007 | Sin Angers God

Today it may seem enlightened to believe that sin 'ain't nobody's business but my own.' The problem is, that's not true. Ultimately our sin is God's business; it's his commands that we violate (Exodus 32:8) and his consequences we must pay (Exodus 32:33-34). Again it highlights our need, our desperate need, for a Savior."

Whitney T. Kuniholm wrote this in reflecting on the passage I am reading today from the book Exodus in the Old Testament. I am currently journaling through the book titled The Essential Jesus: 100 Readings Through the Bible's Greatest Story written by Whitney T. Kuniholm. This is the seventh passage of the one hundred he has outlined in his book.

Then the LORD said to Moses, "Go down, because your people, whom you brought up out of Egypt, have become corrupt. They have been quick to turn away from what I commanded them and have made themselves an idol cast in the shape of a calf. They have bowed down to it and sacrificed to it and have said, 'These are your gods, Israel, who brought you up out of Egypt.'

"I have seen these people," the LORD said to Moses, "and they are a stiff-necked people. Now leave me alone so that my anger may burn against them and that I may destroy them. Then I will make you into a great nation." (Exodus 32:7-10)
The people of Israel, God's people, spent nearly 400 years in Egypt. They apparently learned about Egypt's gods and even worshiped them to some extent. Here we see the people worshiping like the Egyptians even creating a golden calf. You have to put all of this in proper context. God through Moses had just done some pretty amazing stuff to get them freed from slavery in Egypt. Blow your socks off miracles like the 10 Plagues and parting the Red Sea. How they could now turn back to Egyptian worship and the Egyptian gods is rather amazing to me.
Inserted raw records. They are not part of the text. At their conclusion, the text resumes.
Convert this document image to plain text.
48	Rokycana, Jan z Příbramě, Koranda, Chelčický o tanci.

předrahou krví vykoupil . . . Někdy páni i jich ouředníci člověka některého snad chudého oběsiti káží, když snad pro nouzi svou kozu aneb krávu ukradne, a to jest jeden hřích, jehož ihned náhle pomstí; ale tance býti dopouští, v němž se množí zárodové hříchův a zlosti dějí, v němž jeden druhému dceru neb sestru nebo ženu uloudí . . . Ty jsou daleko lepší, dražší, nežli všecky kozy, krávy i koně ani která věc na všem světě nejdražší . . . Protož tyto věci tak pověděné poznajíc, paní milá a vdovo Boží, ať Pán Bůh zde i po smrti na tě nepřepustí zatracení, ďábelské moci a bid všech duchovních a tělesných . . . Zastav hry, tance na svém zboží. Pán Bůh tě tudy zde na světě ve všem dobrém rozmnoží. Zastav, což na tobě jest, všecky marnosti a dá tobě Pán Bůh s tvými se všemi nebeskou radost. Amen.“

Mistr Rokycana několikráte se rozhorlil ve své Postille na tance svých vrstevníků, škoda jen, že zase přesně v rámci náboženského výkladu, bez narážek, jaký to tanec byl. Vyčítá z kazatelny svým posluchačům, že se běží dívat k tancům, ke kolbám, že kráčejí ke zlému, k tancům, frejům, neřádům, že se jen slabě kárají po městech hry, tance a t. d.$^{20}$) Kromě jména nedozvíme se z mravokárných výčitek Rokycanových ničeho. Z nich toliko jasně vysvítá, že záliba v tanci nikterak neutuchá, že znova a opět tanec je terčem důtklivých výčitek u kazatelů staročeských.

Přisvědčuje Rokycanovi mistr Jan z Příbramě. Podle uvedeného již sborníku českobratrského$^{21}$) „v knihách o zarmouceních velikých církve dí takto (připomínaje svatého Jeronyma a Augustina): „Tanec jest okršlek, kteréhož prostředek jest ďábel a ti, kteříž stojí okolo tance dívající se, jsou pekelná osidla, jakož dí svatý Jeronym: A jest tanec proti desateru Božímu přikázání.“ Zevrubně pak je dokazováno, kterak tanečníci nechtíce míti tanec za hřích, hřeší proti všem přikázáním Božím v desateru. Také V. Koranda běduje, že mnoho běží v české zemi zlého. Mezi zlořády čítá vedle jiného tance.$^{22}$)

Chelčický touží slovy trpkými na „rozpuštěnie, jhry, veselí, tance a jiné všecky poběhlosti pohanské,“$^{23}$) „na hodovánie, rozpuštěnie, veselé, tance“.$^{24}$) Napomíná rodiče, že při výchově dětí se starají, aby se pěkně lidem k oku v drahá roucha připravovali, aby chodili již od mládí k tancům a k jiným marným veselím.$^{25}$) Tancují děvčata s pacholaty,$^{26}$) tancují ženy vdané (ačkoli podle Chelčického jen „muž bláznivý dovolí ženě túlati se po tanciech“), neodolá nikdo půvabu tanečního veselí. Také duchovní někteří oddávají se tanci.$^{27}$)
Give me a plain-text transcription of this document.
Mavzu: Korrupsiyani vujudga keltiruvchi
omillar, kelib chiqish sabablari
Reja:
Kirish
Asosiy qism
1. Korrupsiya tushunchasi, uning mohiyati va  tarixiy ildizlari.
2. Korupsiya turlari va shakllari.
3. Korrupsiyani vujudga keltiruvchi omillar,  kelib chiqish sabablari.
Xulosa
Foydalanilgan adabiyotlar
You would think after all of that they would desire to worship the God who had freed them in such an incredible way, but no. They seemed to believe that the Egyptian gods had brought them out of Eqypt. God was very angry that his people desired other gods and had incorrectly attributed their freedom to these Egyptian gods. God was so angry he seems ready to start all over like he did in Noah's time with the Flood. God is a jealous God and will not share the devotion of his followers with fake meaningless gods. It is personal.

God takes all sin personally. Our sin may hurt others around us, but it also hurts God. All sin is an offense against God. It angers God. Every time I reject God's authority I am digging a wider and deeper gap between myself and God. Sin separates me from God. But God is not satisfied with leaving us standing on the opposite side of a canyon. In this passage we also see a glimpse of God's plan to bridge this canyon.
So Moses went back to the LORD and said, "Oh, what a great sin these people have committed! They have made themselves gods of gold. But now, please forgive their sin—but if not, then blot me out of the book you have written." (Exodus 32:31-32)
Like Christ Moses pleads for the people and volunteers to take the punishment in place of the Israelites.